Bill English was never shut down, but by the time tempers cooled, I and two other public relations staffers had left the agency. Over a period of months, we had laid our concerns before Bullock several times, both verbally and in writing, but to no avail. Once, over drinks at a downtown bar, I told him I knew I had compromised my integrity but still wanted to do what I could to steer things straight. He suddenly grabbed me and yanked me across the table. “Don’t tell me about your integrity,” he snarled. “Let’s go outside and settle this.” I refused, so he fired me, temporarily, and stormed out alone into the night, forgetting until too late that I had brought him to the bar. He was too proud to come back in and ask for a ride.
After our resignations the Travis County grand jury began looking into Bullock’s activities. One grand jury returned no indictments but urged that the investigation be continued and issued a report criticizing many comptroller practices. Bullock is now suing to have the report erased from court records; he has also threatened to sue grand jurors individually. That grand jury investigation was characterized by acrimony and distrust; after its term expired, some members felt they’d been tricked out of returning indictments. But Bullock’s care to provide a public purpose for his pleasure trips saved him. The second grand jury also returned no indictments, and district attorney Ronald Earle said that beyond looking into the private work done by Wayne’s secretary (whose typewriter ribbons are still being transcribed by the FBI), the investigation was closed. The debate is sure to continue. And the political damage has already been done. Though unopposed in the last election, Bullock is certain to draw strong opposition should he choose to run again.
If he runs again. The powerful comptroller, who worked so hard and broke so many rules to set up a 1982 race for governor, now talks about leaving public life and opening a car dealership. Dozens of people who would have helped him toward his dream of being governor are gone or disillusioned. Wayne, who helped destroy the dream, is also gone.

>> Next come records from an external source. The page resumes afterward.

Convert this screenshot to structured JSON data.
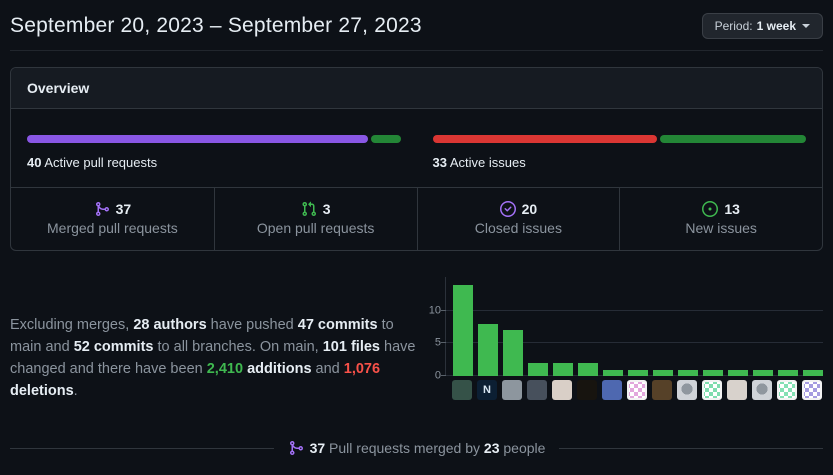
{
  "header": {
    "title": "September 20, 2023 – September 27, 2023",
    "period_button": {
      "prefix": "Period:",
      "value": "1 week"
    }
  },
  "overview": {
    "title": "Overview",
    "pr_meter": {
      "count": "40",
      "label": "Active pull requests",
      "segments": [
        {
          "color": "#8957e5",
          "pct": 92
        },
        {
          "color": "#238636",
          "pct": 8
        }
      ]
    },
    "issues_meter": {
      "count": "33",
      "label": "Active issues",
      "segments": [
        {
          "color": "#da3633",
          "pct": 60.5
        },
        {
          "color": "#238636",
          "pct": 39.5
        }
      ]
    },
    "stats": [
      {
        "icon": "git-merge-icon",
        "color": "#a371f7",
        "value": "37",
        "label": "Merged pull requests"
      },
      {
        "icon": "git-pull-request-icon",
        "color": "#3fb950",
        "value": "3",
        "label": "Open pull requests"
      },
      {
        "icon": "issue-closed-icon",
        "color": "#a371f7",
        "value": "20",
        "label": "Closed issues"
      },
      {
        "icon": "issue-opened-icon",
        "color": "#3fb950",
        "value": "13",
        "label": "New issues"
      }
    ]
  },
  "summary": {
    "spans": [
      {
        "t": "Excluding merges, ",
        "c": "muted"
      },
      {
        "t": "28 authors",
        "c": "strong"
      },
      {
        "t": " have pushed ",
        "c": "muted"
      },
      {
        "t": "47 commits",
        "c": "strong"
      },
      {
        "t": " to main and ",
        "c": "muted"
      },
      {
        "t": "52 commits",
        "c": "strong"
      },
      {
        "t": " to all branches. On main, ",
        "c": "muted"
      },
      {
        "t": "101 files",
        "c": "strong"
      },
      {
        "t": " have changed and there have been ",
        "c": "muted"
      },
      {
        "t": "2,410",
        "c": "green"
      },
      {
        "t": " ",
        "c": "muted"
      },
      {
        "t": "additions",
        "c": "strong"
      },
      {
        "t": " and ",
        "c": "muted"
      },
      {
        "t": "1,076",
        "c": "red"
      },
      {
        "t": " ",
        "c": "muted"
      },
      {
        "t": "deletions",
        "c": "strong"
      },
      {
        "t": ".",
        "c": "muted"
      }
    ]
  },
  "chart_data": {
    "type": "bar",
    "title": "Commits per author (one bar per contributor avatar)",
    "values": [
      14,
      8,
      7,
      2,
      2,
      2,
      1,
      1,
      1,
      1,
      1,
      1,
      1,
      1,
      1
    ],
    "yticks": [
      0,
      5,
      10
    ],
    "ylim": [
      0,
      15.2
    ],
    "grid": true,
    "bar_color": "#3fb950",
    "avatars": [
      {
        "kind": "photo",
        "bg": "#355248"
      },
      {
        "kind": "logo",
        "bg": "#0c1f33",
        "glyph": "N",
        "fg": "#d8e6f2"
      },
      {
        "kind": "photo",
        "bg": "#8d969e"
      },
      {
        "kind": "photo",
        "bg": "#47505c"
      },
      {
        "kind": "photo",
        "bg": "#d9cfc7"
      },
      {
        "kind": "photo",
        "bg": "#17140f"
      },
      {
        "kind": "photo",
        "bg": "#4e68b0"
      },
      {
        "kind": "identicon",
        "bg": "#ffffff",
        "accent": "#e2a7dc"
      },
      {
        "kind": "photo",
        "bg": "#564128"
      },
      {
        "kind": "octocat",
        "bg": "#cfd3d8"
      },
      {
        "kind": "identicon",
        "bg": "#ffffff",
        "accent": "#7fdcae"
      },
      {
        "kind": "photo",
        "bg": "#d8d2cc"
      },
      {
        "kind": "octocat",
        "bg": "#cfd3d8"
      },
      {
        "kind": "identicon",
        "bg": "#ffffff",
        "accent": "#84e0b4"
      },
      {
        "kind": "identicon",
        "bg": "#ffffff",
        "accent": "#a59ce0"
      }
    ]
  },
  "footer": {
    "spans": [
      {
        "t": "37",
        "c": "strong"
      },
      {
        "t": " Pull requests merged by ",
        "c": "muted"
      },
      {
        "t": "23",
        "c": "strong"
      },
      {
        "t": " people",
        "c": "muted"
      }
    ]
  }
}
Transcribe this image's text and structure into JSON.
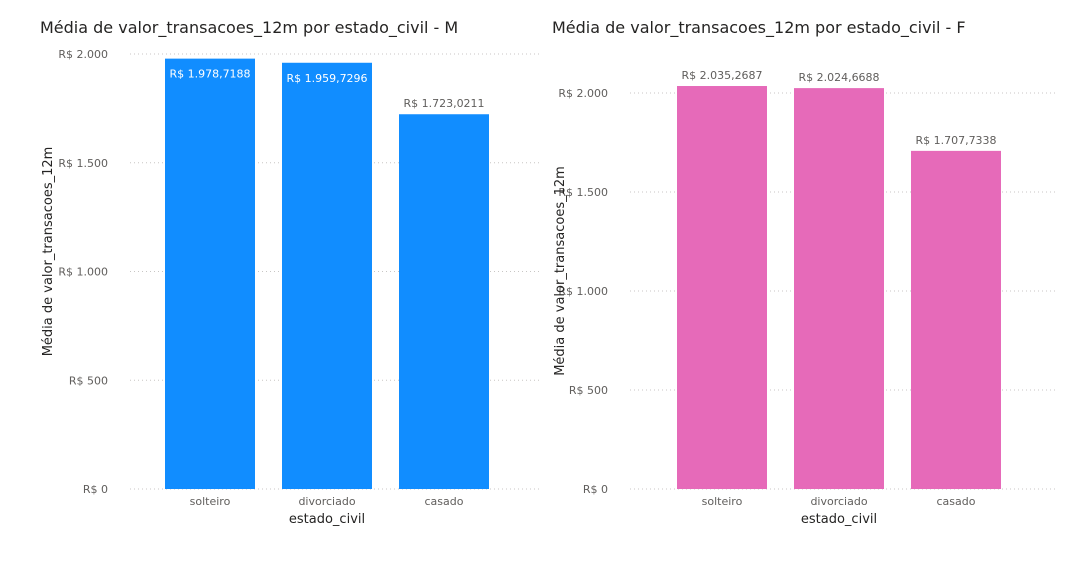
{
  "chart_data": [
    {
      "type": "bar",
      "title": "Média de valor_transacoes_12m por estado_civil - M",
      "xlabel": "estado_civil",
      "ylabel": "Média de valor_transacoes_12m",
      "categories": [
        "solteiro",
        "divorciado",
        "casado"
      ],
      "values": [
        1978.7188,
        1959.7296,
        1723.0211
      ],
      "data_labels": [
        "R$ 1.978,7188",
        "R$ 1.959,7296",
        "R$ 1.723,0211"
      ],
      "data_label_position": [
        "inside",
        "inside",
        "outside"
      ],
      "ylim": [
        0,
        2000
      ],
      "yticks": [
        0,
        500,
        1000,
        1500,
        2000
      ],
      "ytick_labels": [
        "R$ 0",
        "R$ 500",
        "R$ 1.000",
        "R$ 1.500",
        "R$ 2.000"
      ],
      "grid": true,
      "color": "#118DFF"
    },
    {
      "type": "bar",
      "title": "Média de valor_transacoes_12m por estado_civil - F",
      "xlabel": "estado_civil",
      "ylabel": "Média de valor_transacoes_12m",
      "categories": [
        "solteiro",
        "divorciado",
        "casado"
      ],
      "values": [
        2035.2687,
        2024.6688,
        1707.7338
      ],
      "data_labels": [
        "R$ 2.035,2687",
        "R$ 2.024,6688",
        "R$ 1.707,7338"
      ],
      "data_label_position": [
        "outside",
        "outside",
        "outside"
      ],
      "ylim": [
        0,
        2000
      ],
      "yticks": [
        0,
        500,
        1000,
        1500,
        2000
      ],
      "ytick_labels": [
        "R$ 0",
        "R$ 500",
        "R$ 1.000",
        "R$ 1.500",
        "R$ 2.000"
      ],
      "grid": true,
      "color": "#E66AB9"
    }
  ]
}
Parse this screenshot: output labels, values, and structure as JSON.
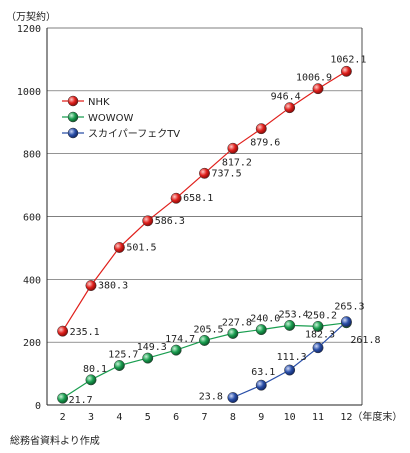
{
  "chart_data": {
    "type": "line",
    "ylabel": "（万契約）",
    "xlabel_suffix": "（年度末）",
    "source": "総務省資料より作成",
    "ylim": [
      0,
      1200
    ],
    "yticks": [
      0,
      200,
      400,
      600,
      800,
      1000,
      1200
    ],
    "x": [
      2,
      3,
      4,
      5,
      6,
      7,
      8,
      9,
      10,
      11,
      12
    ],
    "grid": "horizontal",
    "legend_position": "upper-left",
    "series": [
      {
        "name": "NHK",
        "color": "#e0201c",
        "x": [
          2,
          3,
          4,
          5,
          6,
          7,
          8,
          9,
          10,
          11,
          12
        ],
        "values": [
          235.1,
          380.3,
          501.5,
          586.3,
          658.1,
          737.5,
          817.2,
          879.6,
          946.4,
          1006.9,
          1062.1
        ]
      },
      {
        "name": "WOWOW",
        "color": "#1a9e50",
        "x": [
          2,
          3,
          4,
          5,
          6,
          7,
          8,
          9,
          10,
          11,
          12
        ],
        "values": [
          21.7,
          80.1,
          125.7,
          149.3,
          174.7,
          205.5,
          227.8,
          240.0,
          253.4,
          250.2,
          261.8
        ]
      },
      {
        "name": "スカイパーフェクTV",
        "color": "#2a4fa8",
        "x": [
          8,
          9,
          10,
          11,
          12
        ],
        "values": [
          23.8,
          63.1,
          111.3,
          182.3,
          265.3
        ]
      }
    ]
  }
}
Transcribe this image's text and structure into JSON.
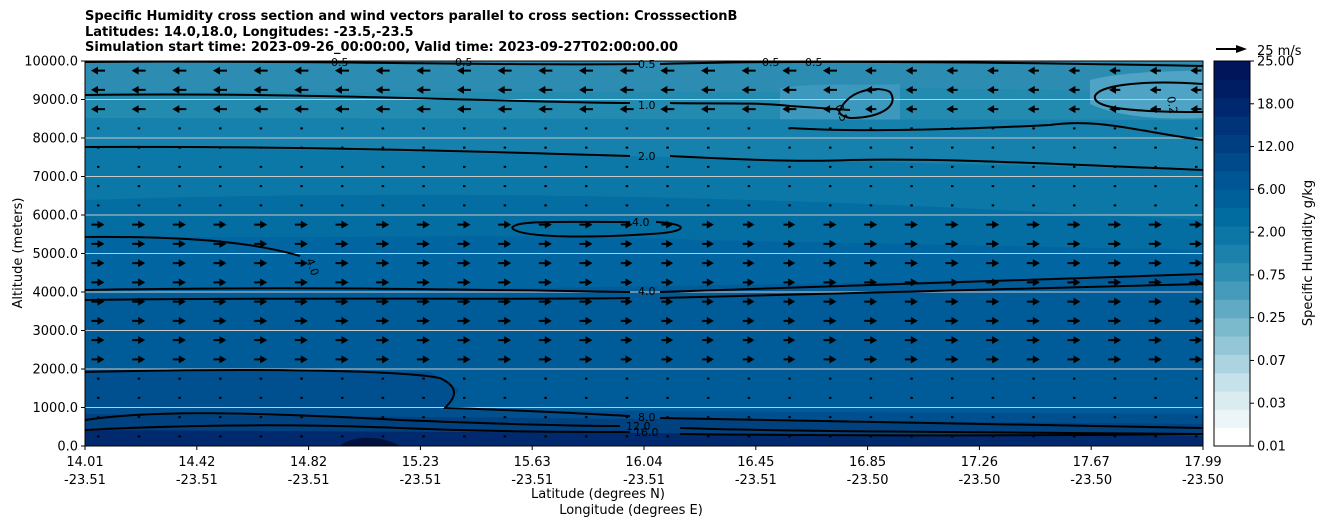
{
  "figure": {
    "title_lines": [
      "Specific Humidity cross section and wind vectors parallel to cross section: CrosssectionB",
      "Latitudes: 14.0,18.0, Longitudes: -23.5,-23.5",
      "Simulation start time: 2023-09-26_00:00:00, Valid time: 2023-09-27T02:00:00.00"
    ]
  },
  "chart_data": {
    "type": "heatmap",
    "variable": "Specific Humidity",
    "ylabel": "Altitude (meters)",
    "xlabel_line1": "Latitude (degrees N)",
    "xlabel_line2": "Longitude (degrees E)",
    "ylim": [
      0,
      10000
    ],
    "yticks": [
      "0.0",
      "1000.0",
      "2000.0",
      "3000.0",
      "4000.0",
      "5000.0",
      "6000.0",
      "7000.0",
      "8000.0",
      "9000.0",
      "10000.0"
    ],
    "xticks_lat": [
      "14.01",
      "14.42",
      "14.82",
      "15.23",
      "15.63",
      "16.04",
      "16.45",
      "16.85",
      "17.26",
      "17.67",
      "17.99"
    ],
    "xticks_lon": [
      "-23.51",
      "-23.51",
      "-23.51",
      "-23.51",
      "-23.51",
      "-23.51",
      "-23.51",
      "-23.50",
      "-23.50",
      "-23.50",
      "-23.50"
    ],
    "grid": "horizontal",
    "colorbar": {
      "label": "Specific Humidity g/kg",
      "tick_labels": [
        "0.01",
        "0.03",
        "0.07",
        "0.25",
        "0.75",
        "2.00",
        "6.00",
        "12.00",
        "18.00",
        "25.00"
      ],
      "colors": [
        "#ffffff",
        "#ecf5f8",
        "#dbecf1",
        "#c5e1ea",
        "#abd3e0",
        "#93c6d6",
        "#7bb9cd",
        "#60abc3",
        "#459cba",
        "#2e8eb1",
        "#1d82ab",
        "#0c77a7",
        "#006ca0",
        "#00619a",
        "#005594",
        "#004a8c",
        "#003e82",
        "#003378",
        "#00286e",
        "#001d63",
        "#00155a"
      ]
    },
    "quiver_key": {
      "label": "25 m/s",
      "value": 25
    },
    "contour_labels": [
      "0.5",
      "0.5",
      "0.5",
      "0.5",
      "0.5",
      "1.0",
      "0.5",
      "0.2",
      "2.0",
      "4.0",
      "4.0",
      "4.0",
      "8.0",
      "12.0",
      "16.0"
    ]
  }
}
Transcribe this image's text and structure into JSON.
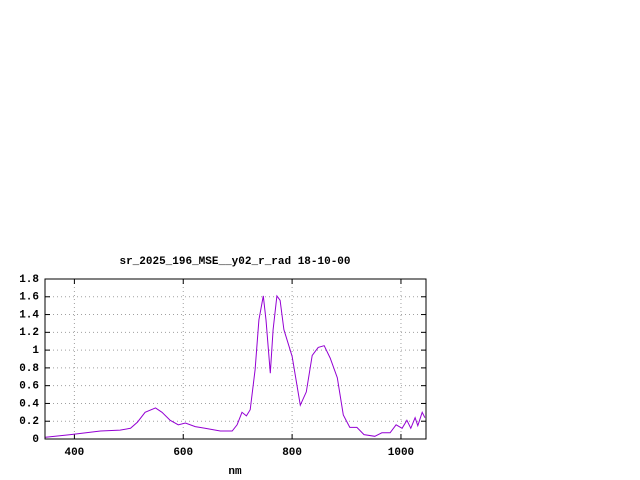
{
  "chart_data": {
    "type": "line",
    "title": "sr_2025_196_MSE__y02_r_rad 18-10-00",
    "xlabel": "nm",
    "x": [
      347,
      393,
      448,
      484,
      503,
      516,
      530,
      549,
      561,
      576,
      591,
      604,
      622,
      640,
      668,
      690,
      699,
      708,
      716,
      723,
      732,
      739,
      747,
      752,
      760,
      765,
      772,
      778,
      785,
      800,
      815,
      826,
      837,
      848,
      859,
      870,
      883,
      894,
      906,
      919,
      932,
      952,
      965,
      980,
      991,
      1002,
      1011,
      1018,
      1026,
      1031,
      1039,
      1044
    ],
    "values": [
      0.02,
      0.05,
      0.09,
      0.1,
      0.12,
      0.19,
      0.3,
      0.35,
      0.3,
      0.21,
      0.16,
      0.18,
      0.14,
      0.12,
      0.09,
      0.09,
      0.16,
      0.3,
      0.26,
      0.33,
      0.78,
      1.34,
      1.61,
      1.34,
      0.74,
      1.23,
      1.61,
      1.56,
      1.23,
      0.93,
      0.38,
      0.53,
      0.94,
      1.03,
      1.05,
      0.91,
      0.69,
      0.27,
      0.13,
      0.13,
      0.05,
      0.03,
      0.07,
      0.07,
      0.16,
      0.12,
      0.21,
      0.12,
      0.24,
      0.15,
      0.3,
      0.24
    ],
    "color": "#9400d3",
    "xlim": [
      346,
      1046
    ],
    "xticks": [
      400,
      600,
      800,
      1000
    ],
    "ylim": [
      0,
      1.8
    ],
    "yticks": [
      0,
      0.2,
      0.4,
      0.6,
      0.8,
      1,
      1.2,
      1.4,
      1.6,
      1.8
    ],
    "grid": true
  }
}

But there is no clean end to this story; it will go on as long as Bullock is in office. If there is any lesson to be learned from his five years as comptroller, it is that his virtues will never escape his vices. The agency, which under Bullock briefly became the best in state government, is still beset by turmoil and revolving-door administrative policies. Things are still better than they were in Calvert’s day, but it could have been so much more. Bullock mastered a bureaucracy, a tax system, an electorate—everything but himself. His story is partly one of scandal, but even more it is one of personal tragedy.
My fate, however, is clear. It is the same one met by John Connally, John Hill, several reporters, and other Bullock enemies. Bullock will shuffle through some drawer or closet until he finds his genuine Haitian voodoo doll, type out my name on a slip of paper and stick it on the doll, and then, with feeling, jab a big hatpin right through the doll’s chest.
Bill Collier is a reporter with the Austin American-Statesman. This story, in a different form, appeared in Inquiry.